Published: Sept. 7, 2020

Justin Hall
Mechanical engineering undergraduate researcher, Justin Hall.

The ME SPUR Program, modeled after CU Summer Program for Undergraduate Research, enabled undergraduate students to work with mechanical engineering faculty during summer 2020 on research that could be conducted remotely. As a participant, Justin Hall worked with Assistant Professor Carson Bruns to develop a desktop application that will allow scientists to control a robot that automates weighing and dispensing chemicals, running chemical reactions and purification. His summer research project was titled, Development of a GUI Application to Drive a Chemistry Automation Robot. 

Hall is a third-year undergraduate student in the mechanical engineering department with a minor in computer science who is interested in pursuing robotics research and development in the future. His insights below provide a window into his research experience with ME SPUR. 
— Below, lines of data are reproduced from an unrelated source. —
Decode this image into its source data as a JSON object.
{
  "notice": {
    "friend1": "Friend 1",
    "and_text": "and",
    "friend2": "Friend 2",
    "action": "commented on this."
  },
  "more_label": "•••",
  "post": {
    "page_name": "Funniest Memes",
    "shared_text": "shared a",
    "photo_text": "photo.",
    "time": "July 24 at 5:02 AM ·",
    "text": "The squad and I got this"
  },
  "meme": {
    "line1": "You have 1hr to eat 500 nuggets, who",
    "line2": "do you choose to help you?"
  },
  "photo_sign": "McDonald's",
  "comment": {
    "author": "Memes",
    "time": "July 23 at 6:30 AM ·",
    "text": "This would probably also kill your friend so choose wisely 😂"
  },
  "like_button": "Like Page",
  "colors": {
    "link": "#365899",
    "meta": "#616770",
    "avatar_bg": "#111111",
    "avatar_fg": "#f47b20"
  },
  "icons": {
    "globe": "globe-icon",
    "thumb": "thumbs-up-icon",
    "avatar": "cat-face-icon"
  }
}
Describe your summer research. 

I have been working on the organic chemistry automation project for the Emergent Nanomaterials Lab. The goal of this project is to design a robotic system to carry out all of the tasks a chemist would do when completing an organic chemistry reaction, given a series of input parameters set-up by a user on an external device. My role has been to establish a connection between the motors used to move the axes of the robot and a graphical user interface (GUI) I am designing that will allow the user to control and program the system from their own computer.

After getting acquainted with the project and the necessary chemistry, robotics, software and user interface design that I would need, I first chose a suitable single board computer that acts as the connector between the "brain" that controls the motors and sensors on the robot and the GUI. For this, I chose a Raspberry Pi 4 and began establishing a connection between the Raspberry Pi and both the motor's brain and the GUI application. From there, I brought the whole system together so that a user interacting with the GUI on an external computer can send commands to the motors. I then switched gears to begin designing the layout for the GUI and researching the best way to transfer traditional chemistry to entering commands on a computer.
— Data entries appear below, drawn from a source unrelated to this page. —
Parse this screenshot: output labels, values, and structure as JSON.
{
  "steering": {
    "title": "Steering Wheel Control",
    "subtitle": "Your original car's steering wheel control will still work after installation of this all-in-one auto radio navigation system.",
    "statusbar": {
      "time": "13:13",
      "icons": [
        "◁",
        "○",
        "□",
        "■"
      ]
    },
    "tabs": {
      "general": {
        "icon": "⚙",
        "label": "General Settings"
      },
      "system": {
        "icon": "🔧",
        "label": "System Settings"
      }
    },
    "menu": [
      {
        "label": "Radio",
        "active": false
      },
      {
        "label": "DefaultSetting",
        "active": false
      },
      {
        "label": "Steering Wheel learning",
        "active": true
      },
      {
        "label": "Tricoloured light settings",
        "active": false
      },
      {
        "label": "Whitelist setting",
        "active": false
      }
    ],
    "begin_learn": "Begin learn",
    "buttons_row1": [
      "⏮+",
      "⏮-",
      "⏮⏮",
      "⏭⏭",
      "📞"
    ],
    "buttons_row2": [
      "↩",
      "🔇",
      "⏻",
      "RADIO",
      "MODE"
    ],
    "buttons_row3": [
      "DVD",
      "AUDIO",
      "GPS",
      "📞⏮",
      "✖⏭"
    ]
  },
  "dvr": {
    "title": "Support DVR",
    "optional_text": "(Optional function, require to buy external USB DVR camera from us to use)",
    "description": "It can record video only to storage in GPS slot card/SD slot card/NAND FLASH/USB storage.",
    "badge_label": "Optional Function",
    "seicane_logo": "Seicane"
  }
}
Currently, I am collaborating with other people in the lab group to make the design friendly and efficient for chemists. In the future, my contribution will be combined with the mechanical and electrical designs to complete the robot.

Raspberry Pi computer connected to VEX motor controller and desktop GUI code
Raspberry Pi computer connected to VEX motor controller and desktop GUI code.

What challenges did you encounter and work through as part of your project? 

One challenge I encountered was that while setting up the connection between the Raspberry Pi computer and the motor controller, I wasn’t able to run the necessary software on the Raspberry Pi. After trying for a long time to solve the problem myself, I finally asked someone more knowledgeable on this subject than I was over an online forum. They were able to quickly explain to me that I was running the wrong operating system. This realization necessitated a substantial backtrack. From this, I learned to be more aware of when to ask for help.

What about this project was rewarding? 

Any time I made a breakthrough in my research was an amazing feeling. It was highly rewarding when I successfully established any of the connections between two systems. Seeing the chain of command between the GUI and motors come together was also quite rewarding.

Did you have any research experience prior to ME SPUR?  

While I didn’t have experience with research before starting this project, I did feel prepared. The most relevant experience I had coming into the project was from classes in computer science and electronics, but I found persistence and trial and error particularly important as well. I learned that my technical skills were somewhat secondary to the ability to find reliable and relevant solutions to problems and tasks. This was because a large portion of my work was focused on parsing through possible solutions to design problems and then applying them using technical knowledge.

What advice would you share with other students considering getting involved in research?  

I would advise other students to learn when to ask for help. Research requires developing technologies or ideas rather than learning them and is therefore a very collaborative endeavor. Also, set goals and deadlines for yourself, because many of the tasks given in research work are individual, especially as we are all working remotely.